With that in mind, Lawrence turned to Hugh Grant, who had starred for the writer-director in “Music and Lyrics” and “Two Weeks Notice.” “Of course, I wrote it for Hugh,” says Lawrence . “We’d worked together so often that it was natural to mention the idea to him, and he liked the idea. But there was no formal agreement. I write the script and if he likes it he’ll think about doing it, and if he doesn’t he doesn’t.”
“I think Marc is a real comic genius and will be regarded as such in the years to come. And I think this is his best script, so I couldn’t resist it,” says Grant. “There are a lot of romantic comedies but very few of them are actually funny. Marc really does write funny dialogue.”
For Grant, having the writer as the director is always a selling point on a project, as he believes it makes for a better film. “The fewer authorial voices behind a film the better,” Grant continues. “What you dread are the ones that are done by a team of writers, and then there’s a hired director, and a hired producer, and then the studio will have their say…and then you’re in hell.”

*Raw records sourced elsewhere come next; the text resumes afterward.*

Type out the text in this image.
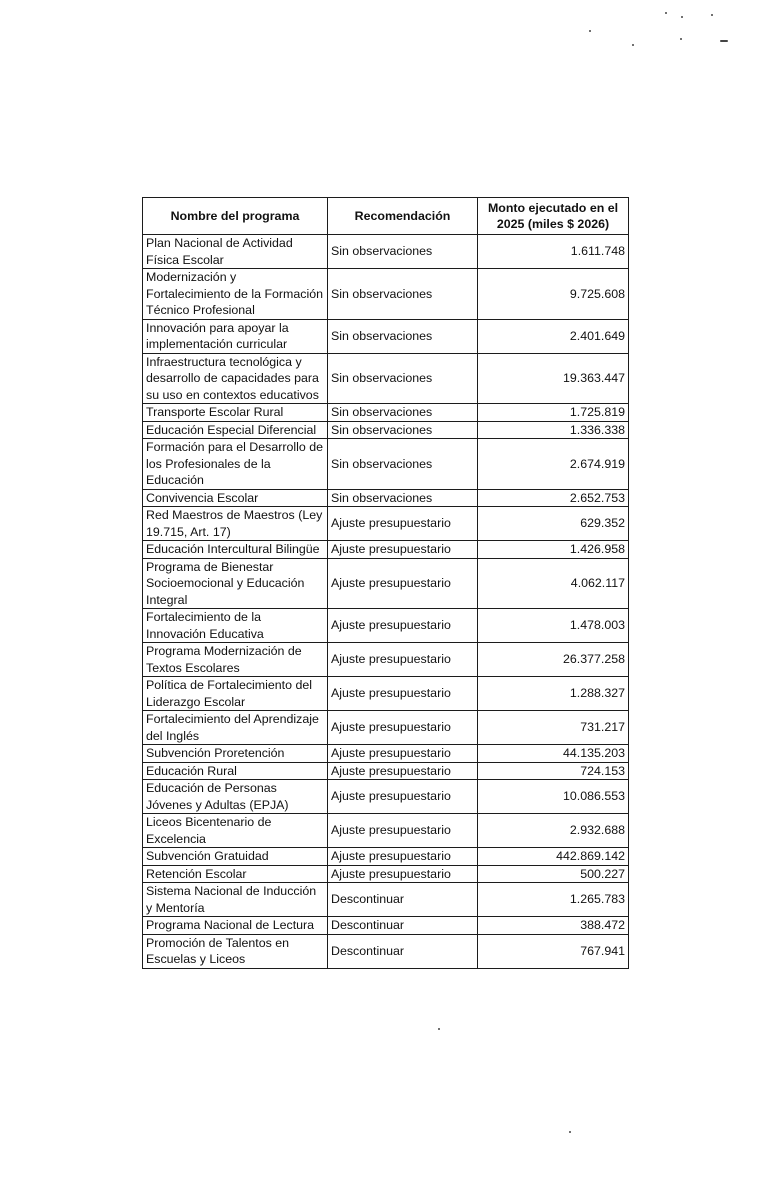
Nombre del programa	Recomendación	Monto ejecutado en el 2025 (miles $ 2026)
Plan Nacional de Actividad Física Escolar	Sin observaciones	1.611.748
Modernización y Fortalecimiento de la Formación Técnico Profesional	Sin observaciones	9.725.608
Innovación para apoyar la implementación curricular	Sin observaciones	2.401.649
Infraestructura tecnológica y desarrollo de capacidades para su uso en contextos educativos	Sin observaciones	19.363.447
Transporte Escolar Rural	Sin observaciones	1.725.819
Educación Especial Diferencial	Sin observaciones	1.336.338
Formación para el Desarrollo de los Profesionales de la Educación	Sin observaciones	2.674.919
Convivencia Escolar	Sin observaciones	2.652.753
Red Maestros de Maestros (Ley 19.715, Art. 17)	Ajuste presupuestario	629.352
Educación Intercultural Bilingüe	Ajuste presupuestario	1.426.958
Programa de Bienestar Socioemocional y Educación Integral	Ajuste presupuestario	4.062.117
Fortalecimiento de la Innovación Educativa	Ajuste presupuestario	1.478.003
Programa Modernización de Textos Escolares	Ajuste presupuestario	26.377.258
Política de Fortalecimiento del Liderazgo Escolar	Ajuste presupuestario	1.288.327
Fortalecimiento del Aprendizaje del Inglés	Ajuste presupuestario	731.217
Subvención Proretención	Ajuste presupuestario	44.135.203
Educación Rural	Ajuste presupuestario	724.153
Educación de Personas Jóvenes y Adultas (EPJA)	Ajuste presupuestario	10.086.553
Liceos Bicentenario de Excelencia	Ajuste presupuestario	2.932.688
Subvención Gratuidad	Ajuste presupuestario	442.869.142
Retención Escolar	Ajuste presupuestario	500.227
Sistema Nacional de Inducción y Mentoría	Descontinuar	1.265.783
Programa Nacional de Lectura	Descontinuar	388.472
Promoción de Talentos en Escuelas y Liceos	Descontinuar	767.941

Grant is bombarded with romantic comedy scripts. What, then, gets through on his radar? “I know it when I see it,” he says. “It really is just that simple - what I judge to be good writing, which means that, number one, you want to turn the page because you want to know what happens next - that’s vastly important - and then if it’s a comedy, it’s got to make me laugh. Those two things are surprisingly rare.”
Opening soon across the Philippines , “Did You Hear About the Morgans?” is distributed by Columbia Pictures, local office of Sony Pictures Releasing International.